Jones' death is one of those celebrity losses that, for me, is personal. That's because, while I know he has been a constant in all of our lives, what I know most is that he's been a constant in mine. As a child of the South and student of Southern music, culture and history, I see Jones as no more or less a part of my cultural identity than Elvis Presley, Johnny Cash, Otis Redding, the Allman Brothers, Shirley Caesar, R.E.M. or OutKast; than the reverends Billy Graham or Martin Luther King Jr.; than political leaders Jimmy Carter, Andrew Young, Terry Sanford or Harvey Gantt.

I can't remember a time during my childhood growing up in the North Carolina mill town of Asheboro when Possum's voice didn't mingle into the ambiance of my daily life. His warm, tearful vocal tones would ooze from the jukeboxes in local diners, blending with the sounds of waitresses bussing tables, the tinkling of plates and silverware and coffee cups, the chatter about a local liquor referendum or a new factory being built south of town. In my mind, an image of Jones during his earliest years — cowboy hat, Nudie suit, Marine buzzcut — flickers from a small TV in my grandmother's house, him launching into a wild tale about moonshining in the Appalachians: "Well, in North Carolina, way back in the hills, lived my old pappy and he had him a still. / We brewed white lightnin' 'til the sun went down, then he'd fill him a jug and he'd pass it around."

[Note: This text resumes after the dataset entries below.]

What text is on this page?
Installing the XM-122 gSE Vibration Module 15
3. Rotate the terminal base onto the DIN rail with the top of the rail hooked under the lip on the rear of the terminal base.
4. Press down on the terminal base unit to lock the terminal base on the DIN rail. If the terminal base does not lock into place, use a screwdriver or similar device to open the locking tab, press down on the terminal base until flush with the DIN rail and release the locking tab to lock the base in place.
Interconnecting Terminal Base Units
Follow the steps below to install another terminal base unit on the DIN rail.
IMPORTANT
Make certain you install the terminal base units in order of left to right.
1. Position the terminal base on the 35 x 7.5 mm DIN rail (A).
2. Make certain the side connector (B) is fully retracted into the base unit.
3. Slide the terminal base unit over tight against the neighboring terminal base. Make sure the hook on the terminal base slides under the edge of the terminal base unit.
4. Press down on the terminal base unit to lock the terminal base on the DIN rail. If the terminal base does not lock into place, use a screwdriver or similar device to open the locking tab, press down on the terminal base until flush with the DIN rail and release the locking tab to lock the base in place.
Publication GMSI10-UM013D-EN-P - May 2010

Jones could have stopped singing after his string of '50 and '60s hits — including "White Lightning," "Why Baby Why," "Window Up Above," "She Thinks I Still Care," "We Must Have Been Out of Our Minds," "The Race Is On," "Walk Through This World With Me" and "A Good Year for the Roses" — and still be considered one of country music's greatest. But he didn't. By the early '70s — during the height of country music's surge into the national spotlight with the popularity of TV shows like Hee Haw and the eventual election of a Southern president, Jimmy Carter — Jones had softened the edges of his twang by recruiting Nashville record producer Billy Sherrill to help him transition from hillbilly to countrypolitan. When he and his new wife, Wynette, whom Jones married in 1969, recorded together, the harmonies were so searingly intimate, the chemistry so wildly explosive — all sex and tears and tumult rolled into beautiful country-pop art — that the sound could take your breath away. It certainly took Billboard by storm, as "We're Gonna Hold On," "Golden Ring" and "Near You" shot to the top of the country charts in the early- to mid-'70s.

With Sherrill, Jones made some of his most tender and timeless music, including one of the greatest country songs ever recorded, the devastating "He Stopped Loving Her Today," in 1980. Throughout the '80s, the man who began his career singing about "White Lightning" continued doing drinking songs, even as his crazy drinking and drugging episodes - like riding a lawn mower to the liquor store or shooting at a friend's car - lessened. In 1981, he reached the top ten with "If Drinkin' Don't Kill Me (Her Memory Will)"; in 1983, he scored a No. 2 hit with "Tennessee Whiskey." But by the late '80s, the big hits became fewer and farther between. That's because a younger crop of Nashville stars, aping Jones' vocal quirks and copying his stylistic flare, had taken his throne. It didn't stop Jones from recording and touring, even into the 2000s, when he began to lose some of his vocal power and upper register.

I saw Jones perform in the '80s, the '90s and twice in the 2000s, and the last show I attended, at Ovens Auditorium, was admittedly disappointing. Jones botched "He Stopped Loving Her Today" and other songs, and he let guest singers perform most of the show. But the man once known as No-Show Jones showed up, was gracious and was a powerful physical presence, with his white hair and long trail of Southern music history.

The death of George Jones is up there with the passing of three other Southern American musical icons since my return to the South from New York City in 2002: Johnny Cash, Ray Charles and James Brown. Jones once asked in song, "Who's Gonna Fill Their Shoes?" I suspect no one will.